I think that the majority of "problem situations" (I don't know what else to call it) involve women who are already vulnerable when they began sex work. To pick two commonly-cited examples: drug addicted street walkers and foreign women who are pimped.

I tend to think of the former category of sex workers as drug addicts with a prostitution problem rather than prostitutes with a drug problem and I think the issue most in need of addressing is their addiction or other problems in their lives that have destabilised them to the point of having to prostitute in the first place. Obviously, there are indoor workers with drug problems! However, there are doctors with drug problems. I'm just addressing the most commonly-victimised and most visible category of sex worker.

And the foreign women who are pimped ... gosh, I have a hard time thinking what to do about that. I'm not sure how much of that is proper trafficking in the sense of being dragged over here and forced to work and how much is down to women in poorer countries wanting to come here and willingly signing on to an arrangement where someone is facilitating their work (advertising, bookings, flats or hotels, etc.) My feelings on this issue are probably compromised by the fact that on some level I personally resent the flood of cheap immigrant workers as they have an impact on my own income and so I probably can't be unbiased. However, I think that the current laws against controlling prostitution for gain could be enforced more rigorously. Unfortunately I don't know how that could be implemented without unduly harassing perfectly legal independents. I mean, sometimes it is obvious - such as when there are raids on Days Inns at service stations where some pimps have a bunch of Romanian girls booked in and the pimps are literally loitering around the car park and generally being a nuisance. However, they are clever enough to conceal themselves if they were motivated to. And if Romanians have the right to come here and work here then it may be very hard to ferret them out.

I am not very keen on the system in Germany as I've seen it portrayed. There's nothing to stop trafficking and pimping into a licensed brothel. I also don't like the Big Brother approach of someone patronisingly inserting themselves into what I do and dictating how I must work and then taking a cut. But I am thinking of what works for me rather than what keeps other women safe.

NoTechnologicalBreakdown · 11/08/2015 08:45

You know, maybe it's just my lazy-morning-after-kids'-rough-night talking, but I am smelling something of a rat here, linking back up to the op too.
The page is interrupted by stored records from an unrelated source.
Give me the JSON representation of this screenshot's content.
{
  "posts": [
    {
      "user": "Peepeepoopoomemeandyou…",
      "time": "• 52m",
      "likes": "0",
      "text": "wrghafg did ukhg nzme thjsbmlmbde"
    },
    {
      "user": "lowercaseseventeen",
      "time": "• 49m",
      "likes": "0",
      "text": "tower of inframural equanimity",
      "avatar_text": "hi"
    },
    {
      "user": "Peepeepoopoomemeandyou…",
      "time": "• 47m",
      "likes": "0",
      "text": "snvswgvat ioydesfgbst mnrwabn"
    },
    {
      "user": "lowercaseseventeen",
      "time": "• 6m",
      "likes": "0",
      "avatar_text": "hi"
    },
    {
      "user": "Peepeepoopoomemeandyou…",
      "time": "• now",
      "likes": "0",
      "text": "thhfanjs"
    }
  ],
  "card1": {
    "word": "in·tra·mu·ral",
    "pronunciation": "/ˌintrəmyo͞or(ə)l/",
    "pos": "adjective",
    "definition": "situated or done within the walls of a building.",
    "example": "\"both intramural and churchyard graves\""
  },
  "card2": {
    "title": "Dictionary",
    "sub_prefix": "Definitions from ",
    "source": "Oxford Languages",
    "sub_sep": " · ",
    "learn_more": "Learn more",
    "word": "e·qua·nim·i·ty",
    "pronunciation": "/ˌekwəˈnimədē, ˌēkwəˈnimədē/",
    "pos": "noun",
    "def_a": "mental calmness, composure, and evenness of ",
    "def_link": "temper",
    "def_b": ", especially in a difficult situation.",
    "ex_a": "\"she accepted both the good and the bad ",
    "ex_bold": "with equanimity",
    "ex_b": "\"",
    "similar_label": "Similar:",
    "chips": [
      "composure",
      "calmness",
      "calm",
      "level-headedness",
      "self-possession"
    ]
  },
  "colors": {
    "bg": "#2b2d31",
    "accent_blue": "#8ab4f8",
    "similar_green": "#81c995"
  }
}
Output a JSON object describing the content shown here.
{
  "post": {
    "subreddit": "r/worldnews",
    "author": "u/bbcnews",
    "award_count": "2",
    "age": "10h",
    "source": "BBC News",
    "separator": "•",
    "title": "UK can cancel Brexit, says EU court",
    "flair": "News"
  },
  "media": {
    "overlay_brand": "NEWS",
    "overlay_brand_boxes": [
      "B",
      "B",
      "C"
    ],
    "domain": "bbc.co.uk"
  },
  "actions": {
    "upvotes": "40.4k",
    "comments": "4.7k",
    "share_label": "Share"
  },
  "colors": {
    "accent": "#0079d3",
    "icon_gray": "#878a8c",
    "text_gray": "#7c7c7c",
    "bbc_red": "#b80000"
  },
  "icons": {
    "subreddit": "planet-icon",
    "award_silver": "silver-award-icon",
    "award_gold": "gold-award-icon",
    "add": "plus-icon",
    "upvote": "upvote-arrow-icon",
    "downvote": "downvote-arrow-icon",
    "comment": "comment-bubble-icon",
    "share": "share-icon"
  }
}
^^ last post implies again a thought I've had on a number of occasions, which is that it is the existing power/ control structures that are the major threat to sex workers' safety. Male dominated of course, though the occasional female brothel owner seems to behave exactly the same.

Decriminalisation by and of itself does nothing to change those, and as far as I'm aware (which isn't very far) that idea is not part of the discussion around decriminalisation, it doesn't get mentioned. The thing is, when you want to bring something under an outside agency's control, you do usually try to keep the existing power structures: they're already there controlling the system, you just subsume them. But if those structures themselves are the problem...

Conspiracy theory of the day for breakfast time: what possible reason could the state, or certain of its representatives at least, have for wanting to bring sex work under closer state control/ monitoring beyond the health of the sex workers? We've been hearing lately about the importance of the black economy to those same representatives. Are they envisioning building up a grand sex tourist industry, and better taxation of it? And by the way, like the op, get women as a class back under control, stop them taking up the fewer and fewer jobs available (as they've already kicked the youth out), stop them whinging so much?